Yes, Michael, I'll start with some of the numbers and then turn it over to Kecia so she can give a little bit more flavor for where we are. So we had an incremental $55 million in 2022 related to our transformational strategic investments. We communicated $62 million incremental in 2023. As you think about 2024, we expect limited incremental investment as we complete the foundational elements of our transformational agenda. Think about Project SOAR, Digital Store and other IT projects.

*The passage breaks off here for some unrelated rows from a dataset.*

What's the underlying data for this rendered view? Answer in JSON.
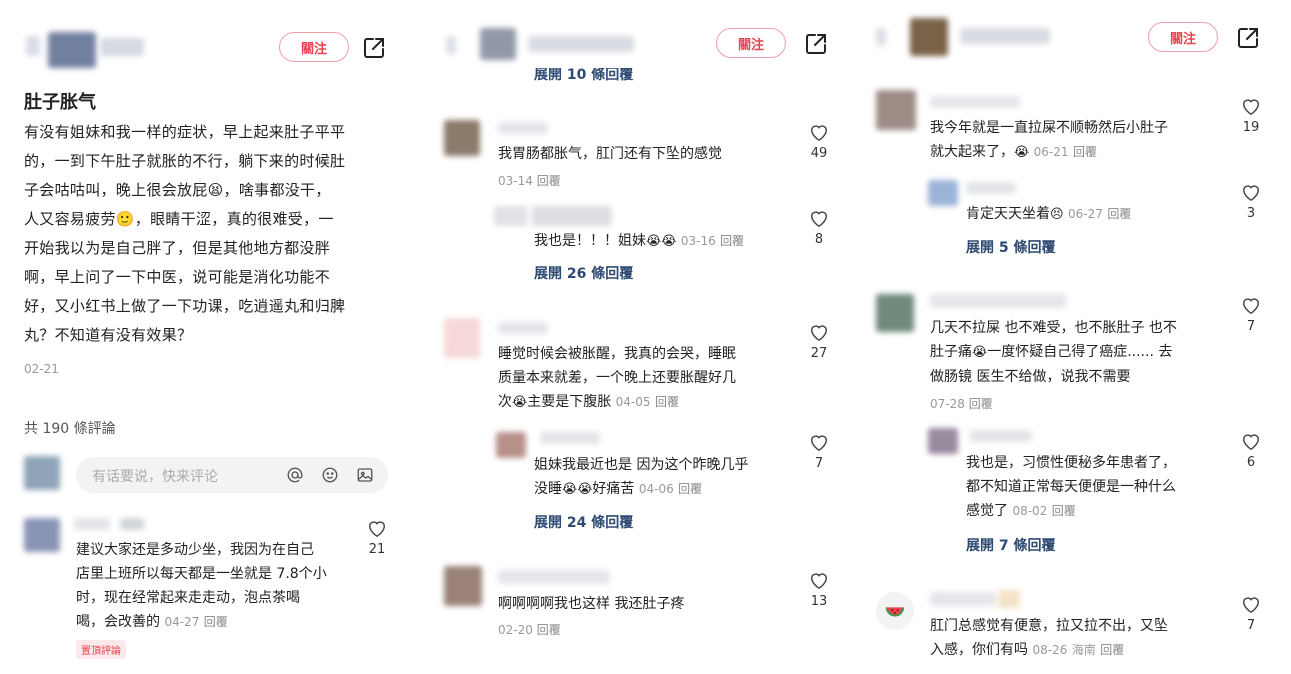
{
  "panel1": {
    "follow_label": "關注",
    "post_title": "肚子胀气",
    "post_lines": [
      "有没有姐妹和我一样的症状，早上起来肚子平平",
      "的，一到下午肚子就胀的不行，躺下来的时候肚",
      "子会咕咕叫，晚上很会放屁😫，啥事都没干，",
      "人又容易疲劳🙂，眼睛干涩，真的很难受，一",
      "开始我以为是自己胖了，但是其他地方都没胖",
      "啊，早上问了一下中医，说可能是消化功能不",
      "好，又小红书上做了一下功课，吃逍遥丸和归脾",
      "丸？不知道有没有效果？"
    ],
    "post_date": "02-21",
    "comment_count": "共 190 條評論",
    "input_placeholder": "有话要说，快来评论",
    "comment1": {
      "lines": [
        "建议大家还是多动少坐，我因为在自己",
        "店里上班所以每天都是一坐就是 7.8个小",
        "时，现在经常起来走走动，泡点茶喝"
      ],
      "last_line": "喝，会改善的",
      "date": "04-27",
      "reply": "回覆",
      "likes": "21",
      "pinned_label": "置頂評論"
    }
  },
  "panel2": {
    "follow_label": "關注",
    "top_cut": "展開 10 條回覆",
    "c1": {
      "text": "我胃肠都胀气，肛门还有下坠的感觉",
      "date": "03-14",
      "reply": "回覆",
      "likes": "49"
    },
    "r1": {
      "text": "我也是！！！姐妹",
      "emoji": "😭😭",
      "date": "03-16",
      "reply": "回覆",
      "likes": "8"
    },
    "expand1": "展開 26 條回覆",
    "c2": {
      "lines": [
        "睡觉时候会被胀醒，我真的会哭，睡眠",
        "质量本来就差，一个晚上还要胀醒好几"
      ],
      "last_prefix": "次",
      "emoji": "😭",
      "last_suffix": "主要是下腹胀",
      "date": "04-05",
      "reply": "回覆",
      "likes": "27"
    },
    "r2": {
      "line1": "姐妹我最近也是 因为这个昨晚几乎",
      "line2_prefix": "没睡",
      "emoji": "😭😭",
      "line2_suffix": "好痛苦",
      "date": "04-06",
      "reply": "回覆",
      "likes": "7"
    },
    "expand2": "展開 24 條回覆",
    "c3": {
      "text": "啊啊啊啊我也这样 我还肚子疼",
      "date": "02-20",
      "reply": "回覆",
      "likes": "13"
    }
  },
  "panel3": {
    "follow_label": "關注",
    "c1": {
      "line1": "我今年就是一直拉屎不顺畅然后小肚子",
      "line2_prefix": "就大起来了，",
      "emoji": "😭",
      "date": "06-21",
      "reply": "回覆",
      "likes": "19"
    },
    "r1": {
      "text": "肯定天天坐着",
      "emoji": "😣",
      "date": "06-27",
      "reply": "回覆",
      "likes": "3"
    },
    "expand1": "展開 5 條回覆",
    "c2": {
      "line1": "几天不拉屎 也不难受，也不胀肚子 也不",
      "line2_prefix": "肚子痛",
      "emoji": "😭",
      "line2_suffix": "一度怀疑自己得了癌症...... 去",
      "line3": "做肠镜 医生不给做，说我不需要",
      "date": "07-28",
      "reply": "回覆",
      "likes": "7"
    },
    "r2": {
      "lines": [
        "我也是，习惯性便秘多年患者了，",
        "都不知道正常每天便便是一种什么"
      ],
      "last_line": "感觉了",
      "date": "08-02",
      "reply": "回覆",
      "likes": "6"
    },
    "expand2": "展開 7 條回覆",
    "c3": {
      "line1": "肛门总感觉有便意，拉又拉不出，又坠",
      "line2": "入感，你们有吗",
      "date": "08-26",
      "location": "海南",
      "reply": "回覆",
      "likes": "7"
    }
  },
  "colors": {
    "accent": "#e8434f",
    "link": "#2e4a73"
  }
}
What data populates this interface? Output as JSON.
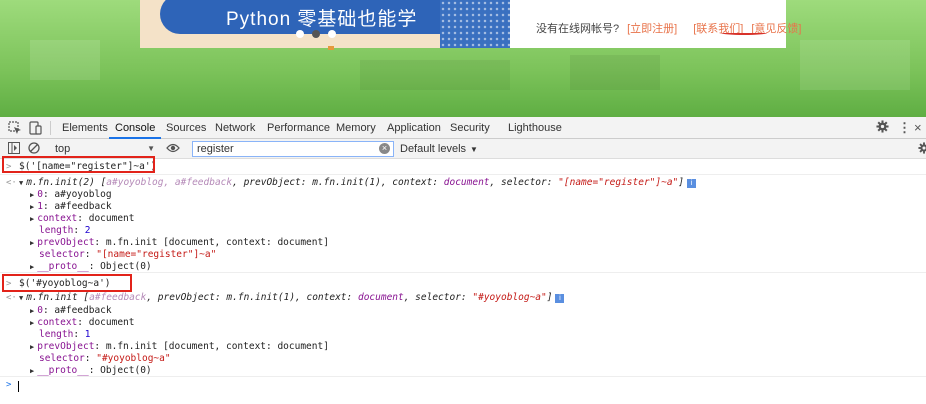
{
  "page": {
    "banner_title": "Python 零基础也能学",
    "nav": {
      "no_account": "没有在线网帐号?",
      "register": "[立即注册]",
      "contact": "[联系我们]",
      "feedback": "[意见反馈]"
    }
  },
  "devtools": {
    "tabs": [
      "Elements",
      "Console",
      "Sources",
      "Network",
      "Performance",
      "Memory",
      "Application",
      "Security",
      "Lighthouse"
    ],
    "active_tab": "Console",
    "more_tabs_icon": "»",
    "context": "top",
    "filter_value": "register",
    "levels": "Default levels",
    "accent_color": "#1a73e8",
    "highlight_color": "#e2231a"
  },
  "console": {
    "cmd1": "$('[name=\"register\"]~a')",
    "res1": {
      "summary_a": "m.fn.init(2) [",
      "summary_b": "a#yoyoblog, a#feedback",
      "summary_c": ", prevObject: m.fn.init(1), context: ",
      "summary_d": "document",
      "summary_e": ", selector: ",
      "summary_f": "\"[name=\"register\"]~a\"",
      "summary_g": "]",
      "lines": [
        {
          "key": "0",
          "val": "a#yoyoblog",
          "tri": true
        },
        {
          "key": "1",
          "val": "a#feedback",
          "tri": true
        },
        {
          "key": "context",
          "val": "document",
          "tri": true
        },
        {
          "key": "length",
          "val": "2",
          "tri": false
        },
        {
          "key": "prevObject",
          "val": "m.fn.init [document, context: document]",
          "tri": true
        },
        {
          "key": "selector",
          "val": "\"[name=\"register\"]~a\"",
          "tri": false
        },
        {
          "key": "__proto__",
          "val": "Object(0)",
          "tri": true
        }
      ]
    },
    "cmd2": "$('#yoyoblog~a')",
    "res2": {
      "summary_a": "m.fn.init [",
      "summary_b": "a#feedback",
      "summary_c": ", prevObject: m.fn.init(1), context: ",
      "summary_d": "document",
      "summary_e": ", selector: ",
      "summary_f": "\"#yoyoblog~a\"",
      "summary_g": "]",
      "lines": [
        {
          "key": "0",
          "val": "a#feedback",
          "tri": true
        },
        {
          "key": "context",
          "val": "document",
          "tri": true
        },
        {
          "key": "length",
          "val": "1",
          "tri": false
        },
        {
          "key": "prevObject",
          "val": "m.fn.init [document, context: document]",
          "tri": true
        },
        {
          "key": "selector",
          "val": "\"#yoyoblog~a\"",
          "tri": false
        },
        {
          "key": "__proto__",
          "val": "Object(0)",
          "tri": true
        }
      ]
    }
  }
}
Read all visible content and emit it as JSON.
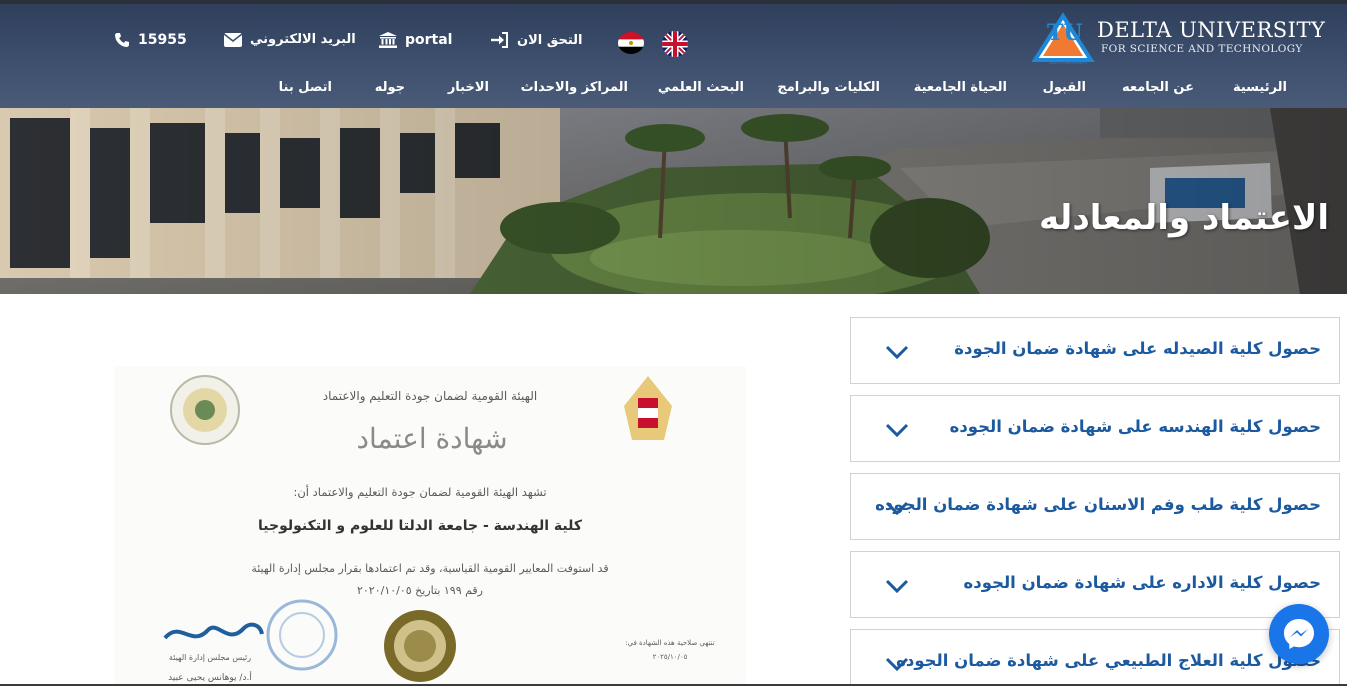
{
  "header": {
    "logo_title": "DELTA UNIVERSITY",
    "logo_subtitle": "FOR SCIENCE AND TECHNOLOGY",
    "logo_small_text": "DELTA UNIVERSITY",
    "topbar": {
      "phone": "15955",
      "email": "البريد الالكتروني",
      "portal": "portal",
      "verify": "التحق الان"
    },
    "nav": [
      "الرئيسية",
      "عن الجامعه",
      "القبول",
      "الحياة الجامعية",
      "الكليات والبرامج",
      "البحث العلمي",
      "المراكز والاحداث",
      "الاخبار",
      "جوله",
      "اتصل بنا"
    ]
  },
  "hero": {
    "title": "الاعتماد والمعادله"
  },
  "certificate": {
    "authority": "الهيئة القومية لضمان جودة التعليم والاعتماد",
    "heading": "شهادة اعتماد",
    "intro": "تشهد الهيئة القومية لضمان جودة التعليم والاعتماد أن:",
    "institution": "كلية الهندسة - جامعة الدلتا للعلوم و التكنولوجيا",
    "statement": "قد استوفت المعايير القومية القياسية، وقد تم اعتمادها بقرار مجلس إدارة الهيئة",
    "decision": "رقم ١٩٩ بتاريخ ٢٠٢٠/١٠/٠٥",
    "validity_label": "تنتهي صلاحية هذه الشهادة في:",
    "validity_date": "٢٠٢٥/١٠/٠٥",
    "signer_title": "رئيس مجلس إدارة الهيئة",
    "signer_name": "أ.د/ يوهانس يحيى عبيد"
  },
  "accordion": [
    "حصول كلية الصيدله على شهادة ضمان الجودة",
    "حصول كلية الهندسه على شهادة ضمان الجوده",
    "حصول كلية طب وفم الاسنان على شهادة ضمان الجوده",
    "حصول كلية الاداره على شهادة ضمان الجوده",
    "حصول كلية العلاج الطبيعي على شهادة ضمان الجوده"
  ],
  "colors": {
    "header": "#3d4f6d",
    "accordion_text": "#1c5aa0",
    "messenger": "#1a75e8"
  },
  "icons": [
    "phone-icon",
    "envelope-icon",
    "bank-icon",
    "sign-in-icon",
    "egypt-flag-icon",
    "uk-flag-icon",
    "chevron-down-icon",
    "messenger-icon"
  ]
}
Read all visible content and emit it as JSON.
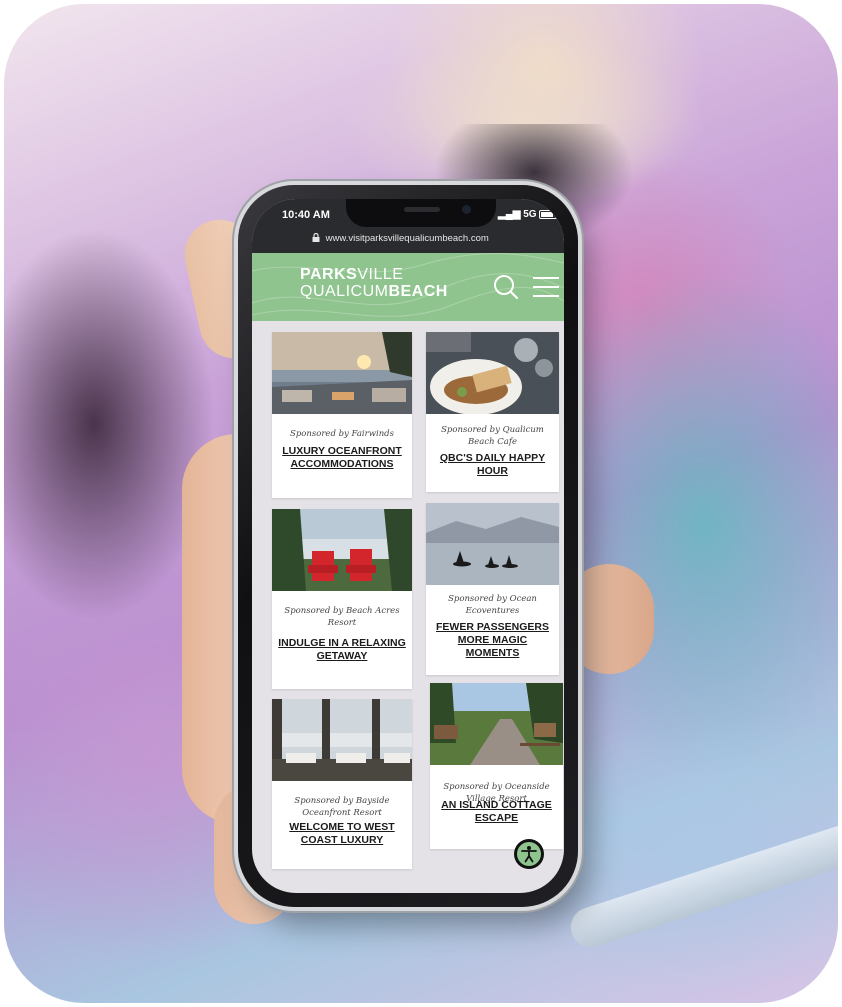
{
  "status_bar": {
    "time": "10:40 AM",
    "network": "5G",
    "url": "www.visitparksvillequalicumbeach.com"
  },
  "logo": {
    "line1_bold": "PARKS",
    "line1_light": "VILLE",
    "line2_light": "QUALICUM",
    "line2_bold": "BEACH"
  },
  "cards": [
    {
      "sponsor": "Sponsored by Fairwinds",
      "title": "LUXURY OCEANFRONT ACCOMMODATIONS"
    },
    {
      "sponsor": "Sponsored by Qualicum Beach Cafe",
      "title": "QBC'S DAILY HAPPY HOUR"
    },
    {
      "sponsor": "Sponsored by Beach Acres Resort",
      "title": "INDULGE IN A RELAXING GETAWAY"
    },
    {
      "sponsor": "Sponsored by Ocean Ecoventures",
      "title": "FEWER PASSENGERS MORE MAGIC MOMENTS"
    },
    {
      "sponsor": "Sponsored by Bayside Oceanfront Resort",
      "title": "WELCOME TO WEST COAST LUXURY"
    },
    {
      "sponsor": "Sponsored by Oceanside Village Resort",
      "title": "AN ISLAND COTTAGE ESCAPE"
    }
  ],
  "colors": {
    "header_green": "#8fc48e",
    "status_bar": "#2a2b2e",
    "page_bg": "#e4e2e6"
  },
  "icons": {
    "search": "search-icon",
    "menu": "hamburger-menu-icon",
    "accessibility": "accessibility-icon",
    "lock": "lock-icon"
  }
}
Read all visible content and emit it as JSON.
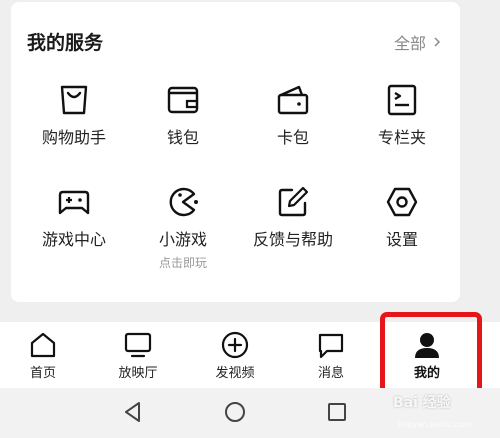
{
  "services": {
    "title": "我的服务",
    "all_label": "全部",
    "items": [
      {
        "label": "购物助手",
        "icon": "shopping-bag-icon"
      },
      {
        "label": "钱包",
        "icon": "wallet-icon"
      },
      {
        "label": "卡包",
        "icon": "card-holder-icon"
      },
      {
        "label": "专栏夹",
        "icon": "column-folder-icon"
      },
      {
        "label": "游戏中心",
        "icon": "gamepad-icon"
      },
      {
        "label": "小游戏",
        "sublabel": "点击即玩",
        "icon": "pacman-icon"
      },
      {
        "label": "反馈与帮助",
        "icon": "feedback-edit-icon"
      },
      {
        "label": "设置",
        "icon": "settings-hexagon-icon"
      }
    ]
  },
  "tabbar": {
    "items": [
      {
        "label": "首页",
        "icon": "home-icon"
      },
      {
        "label": "放映厅",
        "icon": "tv-icon"
      },
      {
        "label": "发视频",
        "icon": "plus-circle-icon"
      },
      {
        "label": "消息",
        "icon": "message-icon"
      },
      {
        "label": "我的",
        "icon": "person-icon",
        "active": true
      }
    ]
  },
  "system_nav": {
    "buttons": [
      "back-triangle-icon",
      "home-circle-icon",
      "recents-square-icon"
    ]
  },
  "watermark": {
    "text": "Bai 经验",
    "sub": "jingyan.baidu.com"
  },
  "colors": {
    "highlight": "#e8141b",
    "background": "#efefef",
    "muted": "#8a8a8a"
  }
}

Yes. So in regards to like where we are on the investments and where we are in the projects for our ERP upgrade or what we're internally calling as Project SOAR, just this week, we completed our Dallas DC. And we have plans to wrap up Greenwood and Fresno and open up our new MFC in Bolingbrook, which is a relocation of the existing FFC in Romeoville before peak this year. Part of the ERP upgrade, we're also transitioning our store systems and our merchandising systems. And we have those plans to be completed before the second half, again prior to peak.
Our next question comes from the line of Anthony Chukumba with Loop Capital Markets.
Let me add my congratulations to Scott as well. It's been a pleasure working with you all these years. So my question was on the luxury brands. I guess just 2 parts to the same question, both pretty quick. First off, how did they perform relative to your expectations in 2024? And what are your expectations in terms of additional brand rollouts -- luxury brand rollouts in 20 -- sorry, in 2023? And then what are your expectations for additional luxury brand rollouts in 2024?
Great. Well, thanks for the question. And yes, luxury, as I said, was one of our -- one of many initiatives last year to drive engagement. And we're really pleased with establishing that more firmly with some of our existing partners, including Chanel, but Dior, NATASHA DENONA, Pat McGrath. And so we see strong performance, and we're really pleased with how our guests are engaging in that part of the business.
Operator, can we have the last question, please?
Our final question comes from the line of Adrienne Yih with Barclays.
Scott, congratulations. It's been great, and thanks for all the help over the years. This question is maybe for Dave or Kecia. Can you talk about the promotional environment that your guidance is under for 2024? Is it expected to sort of remain in maybe the first half and then abate or kind of preexist all year long and whether it was more from prestige? Are you concerned that there perhaps is a longer-term shift to mass or masstige from younger or more price-sensitive consumers?
So yes, just on the promotional environment, what -- I probably won't answer every one of your detailed questions because we're not going to break it out that way exactly. What I'll say more broadly is we're not expecting that the promotional environment is going to significantly intensify or become irrational. We are in a competitive environment. That's for sure. And we are focused on ensuring that we're delivering on our leadership position.
Sure. Adrienne, on your question with regards to expectation around ASP, what I would share is that we are planning for a more normalized pricing environment in 2024.
Great. Thank you, and thanks, everyone, for joining today. I'd like to close by thanking our 55,000 associates for delivering a strong 2023. Together, I know we will continue to unleash the unique power of beauty and keep moving our business forward in exciting ways. I'm optimistic about the future of Ulta Beauty and confident we will continue to create significant shareholder value.
This concludes today's teleconference. You may disconnect your lines at this time. Thank you for your participation.